Substitutionsausschlussliste

Austauschverbot für weitere Medikamentengruppen

Der Gemeinsame Bundesausschuss (GBA) hat zum zweiten Mal Wirkstoffe benannt, die von der generellen Substitutionspflicht ausgeschlossen sind. Diese zweite Tranche der Substitutionsausschlussliste ist seit 1. August 2016 in Kraft. Sie listet Antiepileptika und Opiodanalgetika mit verzögerter Wirkstofffreisetzung sowie einen Wirkstoff zur Hemmung der Blutgerinnung:

  • die zur Schmerzbehandlung eingesetzten, stark wirksamen Opioide Buprenorphin (Pflaster), Oxycodon (Retardtabletten) und Hydromorphon (Retardtabletten) dürfen nicht ausgetauscht werden, soweit sie eine unterschiedliche Applikationshöchstdauer beziehungsweise -häufigkeit aufweisen
  • die zur Behandlung der Epilepsie eingesetzten Wirkstoffe Phenobarbital (Tabletten), Primidon (Tabletten), Carbamazepin (Retardtabletten) und Valproinsäure (Retardtabletten) sowie der zur Blutgerinnungshemmung eingesetzte Wirkstoff Phenprocoumon (Tabletten) unterliegen dem generellen Austauschverbot

Apotheker dürfen die gelisteten Wirkstoffe nicht mehr gegen wirkstoffgleiche Präparate austauschen.

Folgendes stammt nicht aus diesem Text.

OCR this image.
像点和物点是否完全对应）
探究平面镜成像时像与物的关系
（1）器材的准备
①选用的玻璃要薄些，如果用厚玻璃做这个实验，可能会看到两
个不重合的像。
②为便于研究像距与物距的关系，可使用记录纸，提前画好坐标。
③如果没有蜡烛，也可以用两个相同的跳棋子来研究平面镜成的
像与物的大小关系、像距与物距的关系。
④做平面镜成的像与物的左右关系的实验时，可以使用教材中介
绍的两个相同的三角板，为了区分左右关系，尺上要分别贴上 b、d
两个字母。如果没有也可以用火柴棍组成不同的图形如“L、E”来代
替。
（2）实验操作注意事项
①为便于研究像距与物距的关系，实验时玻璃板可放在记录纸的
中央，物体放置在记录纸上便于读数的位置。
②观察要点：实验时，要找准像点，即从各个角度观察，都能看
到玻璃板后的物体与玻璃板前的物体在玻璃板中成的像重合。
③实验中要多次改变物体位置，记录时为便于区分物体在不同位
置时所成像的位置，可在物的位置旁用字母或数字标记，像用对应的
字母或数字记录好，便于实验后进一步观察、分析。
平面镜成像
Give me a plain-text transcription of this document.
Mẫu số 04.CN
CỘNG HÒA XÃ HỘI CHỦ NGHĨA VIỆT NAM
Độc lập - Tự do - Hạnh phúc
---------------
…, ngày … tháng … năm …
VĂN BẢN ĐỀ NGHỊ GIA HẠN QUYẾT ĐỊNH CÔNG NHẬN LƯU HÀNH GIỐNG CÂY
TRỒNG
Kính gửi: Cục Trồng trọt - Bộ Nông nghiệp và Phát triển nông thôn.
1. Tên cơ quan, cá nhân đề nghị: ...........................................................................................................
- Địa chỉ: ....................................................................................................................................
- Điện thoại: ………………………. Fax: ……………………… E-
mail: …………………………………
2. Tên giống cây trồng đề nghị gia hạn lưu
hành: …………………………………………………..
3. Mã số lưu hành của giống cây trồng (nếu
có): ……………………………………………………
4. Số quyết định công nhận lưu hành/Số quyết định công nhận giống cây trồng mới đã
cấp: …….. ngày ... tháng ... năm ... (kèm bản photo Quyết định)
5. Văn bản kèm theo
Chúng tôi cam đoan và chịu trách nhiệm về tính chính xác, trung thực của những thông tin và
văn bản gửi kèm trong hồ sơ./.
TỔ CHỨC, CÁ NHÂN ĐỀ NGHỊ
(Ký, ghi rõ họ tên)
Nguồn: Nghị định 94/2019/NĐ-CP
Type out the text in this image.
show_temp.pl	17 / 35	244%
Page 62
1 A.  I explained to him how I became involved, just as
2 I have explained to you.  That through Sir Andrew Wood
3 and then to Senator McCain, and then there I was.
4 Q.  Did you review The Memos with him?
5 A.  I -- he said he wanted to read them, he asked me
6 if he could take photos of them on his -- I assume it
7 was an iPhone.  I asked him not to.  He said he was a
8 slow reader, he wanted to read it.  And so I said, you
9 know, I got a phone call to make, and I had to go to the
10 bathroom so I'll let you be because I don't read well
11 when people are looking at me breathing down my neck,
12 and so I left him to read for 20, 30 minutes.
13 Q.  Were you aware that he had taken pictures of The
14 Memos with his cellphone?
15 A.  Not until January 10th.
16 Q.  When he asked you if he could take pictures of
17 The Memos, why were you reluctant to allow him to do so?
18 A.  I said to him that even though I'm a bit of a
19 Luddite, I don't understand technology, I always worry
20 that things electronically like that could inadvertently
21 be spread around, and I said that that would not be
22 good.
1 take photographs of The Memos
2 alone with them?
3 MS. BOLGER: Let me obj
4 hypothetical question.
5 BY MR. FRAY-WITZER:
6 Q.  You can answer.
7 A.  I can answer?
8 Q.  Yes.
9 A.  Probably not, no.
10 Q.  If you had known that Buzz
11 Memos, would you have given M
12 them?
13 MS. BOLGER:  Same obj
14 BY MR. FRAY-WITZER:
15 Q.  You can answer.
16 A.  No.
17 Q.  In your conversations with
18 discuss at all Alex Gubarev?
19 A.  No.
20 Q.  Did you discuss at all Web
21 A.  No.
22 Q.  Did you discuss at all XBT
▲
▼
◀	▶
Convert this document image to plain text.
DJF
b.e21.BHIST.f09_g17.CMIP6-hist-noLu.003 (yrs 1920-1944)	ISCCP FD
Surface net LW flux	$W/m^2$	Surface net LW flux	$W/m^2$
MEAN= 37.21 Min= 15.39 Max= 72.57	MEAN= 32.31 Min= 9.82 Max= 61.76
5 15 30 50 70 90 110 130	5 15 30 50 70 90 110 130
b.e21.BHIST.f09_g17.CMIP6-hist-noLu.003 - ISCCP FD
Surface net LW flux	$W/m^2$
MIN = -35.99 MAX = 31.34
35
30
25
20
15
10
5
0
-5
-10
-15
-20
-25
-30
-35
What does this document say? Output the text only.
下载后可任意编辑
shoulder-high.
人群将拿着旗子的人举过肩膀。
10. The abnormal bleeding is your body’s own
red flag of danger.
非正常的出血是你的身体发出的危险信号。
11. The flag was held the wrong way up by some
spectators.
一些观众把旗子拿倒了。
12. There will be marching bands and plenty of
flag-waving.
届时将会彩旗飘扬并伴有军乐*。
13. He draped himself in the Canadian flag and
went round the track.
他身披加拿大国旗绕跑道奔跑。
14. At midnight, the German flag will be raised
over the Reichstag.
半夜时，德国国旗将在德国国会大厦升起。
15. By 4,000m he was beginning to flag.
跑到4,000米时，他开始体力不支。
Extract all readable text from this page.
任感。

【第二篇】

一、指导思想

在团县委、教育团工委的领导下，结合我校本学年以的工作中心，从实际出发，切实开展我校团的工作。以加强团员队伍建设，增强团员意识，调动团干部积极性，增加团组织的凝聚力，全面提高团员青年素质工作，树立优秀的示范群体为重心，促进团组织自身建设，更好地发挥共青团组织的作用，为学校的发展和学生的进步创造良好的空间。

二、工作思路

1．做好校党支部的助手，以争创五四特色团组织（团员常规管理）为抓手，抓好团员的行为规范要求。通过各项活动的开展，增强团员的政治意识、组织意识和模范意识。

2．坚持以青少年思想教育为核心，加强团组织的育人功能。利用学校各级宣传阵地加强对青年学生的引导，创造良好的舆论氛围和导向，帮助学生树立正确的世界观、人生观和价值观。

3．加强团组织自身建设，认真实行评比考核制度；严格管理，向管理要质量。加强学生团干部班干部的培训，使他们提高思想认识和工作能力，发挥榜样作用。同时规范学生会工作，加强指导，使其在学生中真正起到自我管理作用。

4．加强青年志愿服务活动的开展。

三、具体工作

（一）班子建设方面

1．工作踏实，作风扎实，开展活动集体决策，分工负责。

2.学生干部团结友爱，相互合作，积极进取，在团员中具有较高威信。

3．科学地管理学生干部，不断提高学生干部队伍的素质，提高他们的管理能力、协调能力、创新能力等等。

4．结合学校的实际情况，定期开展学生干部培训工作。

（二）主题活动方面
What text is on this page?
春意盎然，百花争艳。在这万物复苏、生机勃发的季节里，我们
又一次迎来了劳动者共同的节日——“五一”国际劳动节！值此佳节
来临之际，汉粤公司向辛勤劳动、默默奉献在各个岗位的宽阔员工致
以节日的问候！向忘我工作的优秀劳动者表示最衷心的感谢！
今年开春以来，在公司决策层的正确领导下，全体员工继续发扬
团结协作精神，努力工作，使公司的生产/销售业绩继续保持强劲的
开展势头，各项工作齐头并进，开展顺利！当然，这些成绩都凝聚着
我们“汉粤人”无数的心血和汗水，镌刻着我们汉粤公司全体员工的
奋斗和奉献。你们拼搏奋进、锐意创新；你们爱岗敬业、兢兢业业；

Mit der zweiten Tranche der Substitutionsausschlussliste holte der GBA die Entscheidung zu Wirkstoffen nach, die im ersten Beratungsverfahren nicht abschließend geprüft werden konnten. Zur Diskussion stand auch das Austauschverbot für Inhalativa zur Therapie von Asthma bronchiale/COPD und äußerlich anzuwendende Dermatika, etwa zur Behandlung der Schuppenflechte (Psoriasis), sowie einige weitere Wirkstoffe; hier sah das Gremium keine Notwendigkeit für ein generelles Substitutionsverbot. 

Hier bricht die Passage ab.